As Alex read this passage, Ron sipped his coffee, taking it all in. After breakfast was over Ron had to go to work, but he determined that when he got off work that evening he would try to put this advice into practice. He had taken a picture of the quotation with his iPhone and read it again a couple times at work.

Throughout the day, Ron continued to struggle with depressed feelings and the negative ruminations they triggered. He was relieved when work finally ended and he was able to return to his apartment. After turning off his phone, Ron sat comfortably, just breathing deeply and being present with his painful feelings. As soon as his mind stopped racing, he found himself holding back tears. Instead of fighting against how he was feeling, however, he continued to just be present with his emotions. A few minutes that he finally realized what he had been feeling for the last few weeks. The break-up with Julia proved he was unlovable! Once Ron realized this is what he had been feeling, he began arguing against his feelings and criticizing Julia in his mind. But remembering what Alex had shared with him, Ron let go of these scripts and returned to just being present with his emotions without reacting to them. He noticed where the emotions could be felt in his body and focused his attention on those sensations without judgment.

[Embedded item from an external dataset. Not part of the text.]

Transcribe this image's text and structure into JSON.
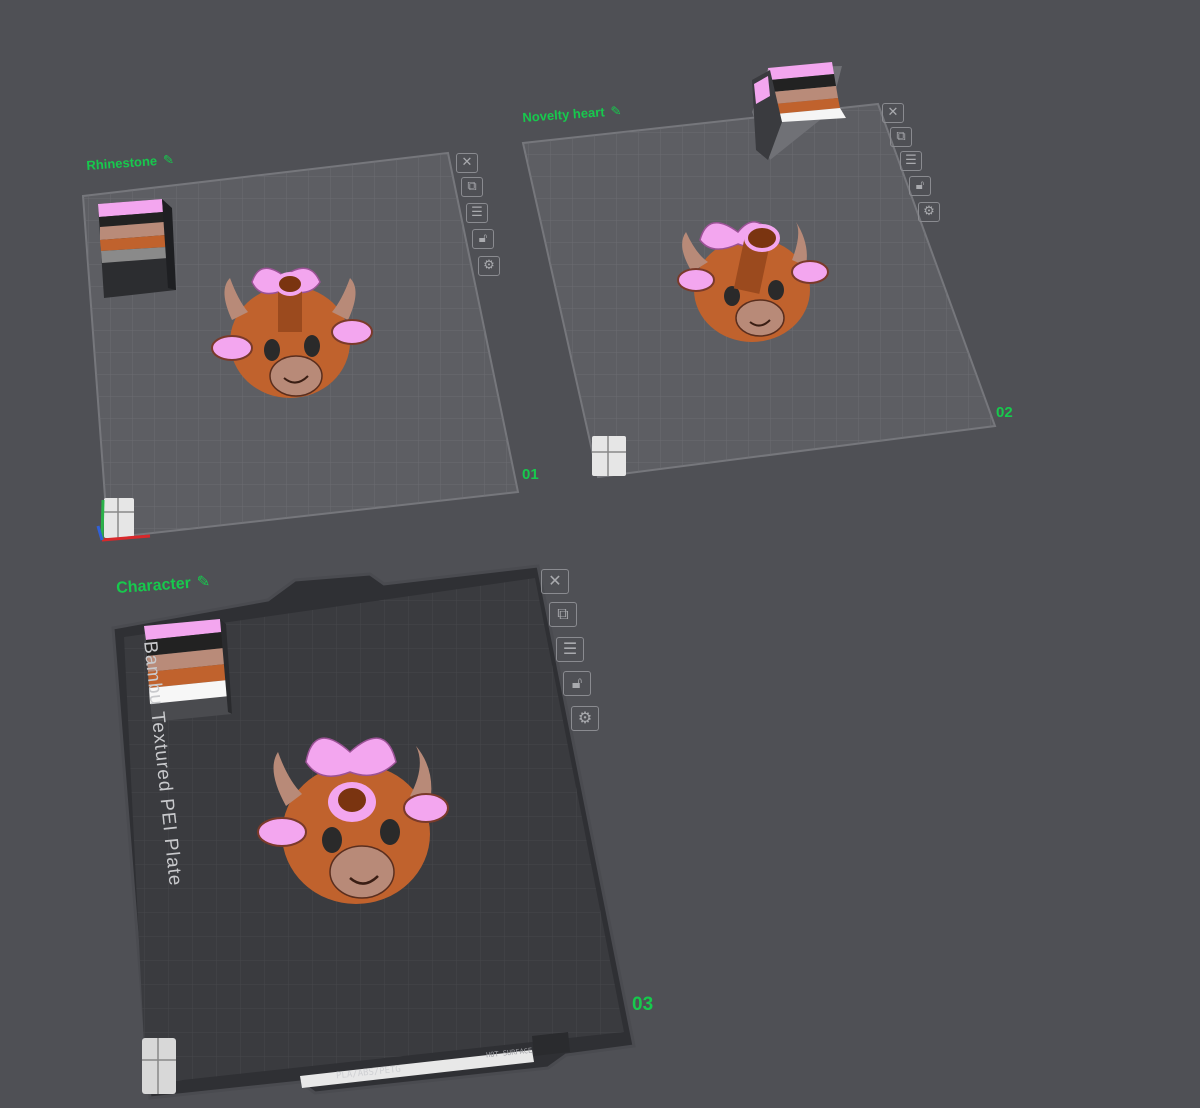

Over the next few days Ron was able to work through how he was feeling and to bring objectivity and self-compassion into his thought-life. The next evening Ron practiced this type of mindfulness again, but this time he had a remarkable experience. After sitting still for about five minutes, he felt as if Jesus was there going through the pain with him. In Ron mind’s eye he could see Jesus there, putting his arms around him and assuring him of His love.

Places of Loveliness and Hope

When I think about leaning into pain—whether physical pain or the pain of emotional discomfort—I always think about my friend, Ruth van den Broek. As I’ve mentioned before, Ruth has been struggling with a debilitating terminal disease. Through her daily suffering, Ruth has learned to receive all the experiences God sends her—from the mundane to overwhelmingly painful—as permeated with God’s sacramental presence.  In a March 2018 interview for Woman Alive, Ruth was asked about being a Christian with a degenerative disease. She explained that by being fully present with her pain and brokenness, God is able to transform it and make Himself known to her.

“My life is filled with mundane tasks and bodily brokenness, and it’s easy to think that there is nothing of value here. But, as one of my favourite quotes says, ‘God comes to us disguised as our life’ [Paula D’Arcy] and that transforms everything. God is here making himself known to me in the long hours of physiotherapy, the tears of pain and confusion, and the dark nights of the soul which can seem unending. The fact that God is here doesn’t take away the reality of the mundane, the brokenness or the darkness, but it means that they are places I can know God and that fact brings beauty, loveliness and hope to them.”